Education Is Forever

In the last two decades the scope of British Council China's activities has broadened immensely. Since expanding from its headquarters in Beijing, the council now boasts offices in Shanghai, Guangzhou and Chongqing, from which it runs activities in 50 cities across the country. Through its Hong Kong branch, 30,000 students receive face-to-face English language instruction annually. Although teaching English falls outside the mandate of the council's branches on China's mainland, its influence still reaches learners. Ms. Burke and her team are working closely with provincial and municipal education commissions to conduct teacher-training programs throughout China. "So far 13,000 teachers have been trained through our teacher training project in Shanghai. Similar projects ran in Jiangsu and Guangdong provinces and are in development in Yunnan and Anhui."

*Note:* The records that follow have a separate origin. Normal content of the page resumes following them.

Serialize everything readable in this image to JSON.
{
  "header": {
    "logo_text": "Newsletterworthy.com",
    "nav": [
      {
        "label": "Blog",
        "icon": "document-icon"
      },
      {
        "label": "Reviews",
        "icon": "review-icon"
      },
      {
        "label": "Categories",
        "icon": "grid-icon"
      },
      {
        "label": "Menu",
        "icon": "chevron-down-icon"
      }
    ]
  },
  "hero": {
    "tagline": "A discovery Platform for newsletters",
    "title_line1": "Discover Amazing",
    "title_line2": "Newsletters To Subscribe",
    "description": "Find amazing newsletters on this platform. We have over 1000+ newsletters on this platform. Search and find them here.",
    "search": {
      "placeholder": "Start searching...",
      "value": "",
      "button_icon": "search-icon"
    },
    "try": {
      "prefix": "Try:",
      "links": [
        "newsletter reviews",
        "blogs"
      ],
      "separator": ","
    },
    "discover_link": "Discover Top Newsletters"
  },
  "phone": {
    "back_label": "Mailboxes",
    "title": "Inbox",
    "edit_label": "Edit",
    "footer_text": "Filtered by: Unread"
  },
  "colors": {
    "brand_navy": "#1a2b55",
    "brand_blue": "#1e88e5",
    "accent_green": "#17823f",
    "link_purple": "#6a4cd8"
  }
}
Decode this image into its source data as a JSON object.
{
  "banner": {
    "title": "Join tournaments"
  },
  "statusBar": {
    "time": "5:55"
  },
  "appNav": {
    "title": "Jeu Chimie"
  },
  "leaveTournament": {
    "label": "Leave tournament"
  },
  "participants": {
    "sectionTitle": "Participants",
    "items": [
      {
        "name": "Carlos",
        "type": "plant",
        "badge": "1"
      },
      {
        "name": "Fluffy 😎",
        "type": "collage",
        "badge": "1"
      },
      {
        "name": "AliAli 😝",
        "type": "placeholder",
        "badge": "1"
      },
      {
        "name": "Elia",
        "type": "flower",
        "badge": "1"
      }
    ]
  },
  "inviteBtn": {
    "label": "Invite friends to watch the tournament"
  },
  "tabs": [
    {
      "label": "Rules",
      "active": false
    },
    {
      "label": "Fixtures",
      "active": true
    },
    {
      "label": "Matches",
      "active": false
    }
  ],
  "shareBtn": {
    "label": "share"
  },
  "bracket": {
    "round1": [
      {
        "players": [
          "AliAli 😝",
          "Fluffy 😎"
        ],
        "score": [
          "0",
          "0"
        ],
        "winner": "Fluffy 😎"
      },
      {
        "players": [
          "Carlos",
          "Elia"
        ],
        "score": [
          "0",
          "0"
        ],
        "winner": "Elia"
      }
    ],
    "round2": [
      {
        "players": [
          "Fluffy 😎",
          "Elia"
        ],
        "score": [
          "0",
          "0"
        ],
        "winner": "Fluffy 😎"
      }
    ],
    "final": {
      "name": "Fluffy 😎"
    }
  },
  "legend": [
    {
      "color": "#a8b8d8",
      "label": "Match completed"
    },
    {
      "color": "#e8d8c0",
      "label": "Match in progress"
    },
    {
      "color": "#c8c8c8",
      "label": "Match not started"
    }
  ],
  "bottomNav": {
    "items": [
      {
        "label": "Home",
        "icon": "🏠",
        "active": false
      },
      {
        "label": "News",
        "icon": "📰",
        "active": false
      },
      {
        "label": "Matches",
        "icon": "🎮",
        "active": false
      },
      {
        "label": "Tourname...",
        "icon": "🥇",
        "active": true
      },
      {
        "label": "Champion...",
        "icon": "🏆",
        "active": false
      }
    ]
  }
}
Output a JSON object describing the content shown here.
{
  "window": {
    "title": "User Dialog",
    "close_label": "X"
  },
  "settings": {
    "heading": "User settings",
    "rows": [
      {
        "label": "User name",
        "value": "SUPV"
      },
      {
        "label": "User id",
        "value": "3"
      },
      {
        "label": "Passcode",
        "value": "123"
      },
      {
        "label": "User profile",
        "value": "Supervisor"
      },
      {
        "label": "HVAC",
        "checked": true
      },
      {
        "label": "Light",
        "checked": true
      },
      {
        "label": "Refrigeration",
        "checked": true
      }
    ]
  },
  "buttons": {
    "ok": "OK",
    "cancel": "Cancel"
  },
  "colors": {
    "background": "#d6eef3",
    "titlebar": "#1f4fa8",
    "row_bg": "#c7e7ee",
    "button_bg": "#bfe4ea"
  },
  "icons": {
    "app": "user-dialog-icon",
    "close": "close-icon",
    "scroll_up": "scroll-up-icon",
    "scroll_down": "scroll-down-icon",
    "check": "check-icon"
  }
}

These days, spreading the English language is merely the tip of the educational iceberg when it comes to the British Council's efforts to promote bilateral educational ties. In addition to administering the British Foreign and Commonwealth Office's prestigious Chevening Scholarships, the largest proportion of recipients by country of which come from China, as well as the Council's highly successful BOND industry work placement program, the organization continues to support and expand bilateral university and research ties. The council works closely with the Chinese Ministry of Education, and a UK China Education Framework Agreement is in place to strengthen education collaboration. China hopes to draw on international expertise in establishing world-class universities to foster domestic creativity and innovation into the future. China is interested in the UK experience in areas that contribute to that goal, such as widening access to higher education while maintaining quality, facilitating technology transfers and internationalizing university campuses

Ms. Burke says a key education imperative of the Council is to ensure the continued attractiveness of British higher education to Chinese students. Almost 300,000 Chinese students went abroad to study in 2011, and Britain hopes to maintain and expand its share of these students. Every single university in the UK has university-to-university or research links with mainland education institutions. "But what we do is much more than student recruitment," Ms. Burke points out. "We are aware that many Chinese students study in the UK in order to better their employment prospects on return to China. To this end, we work closely with HR managers in China to promote our Chinese graduates. We invite employers of leading Chinese companies to tour British campuses, and last year 85 percent of Chinese graduates from UK universities found relevant employment in China within six months of graduating. We want to ensure these benefits continue."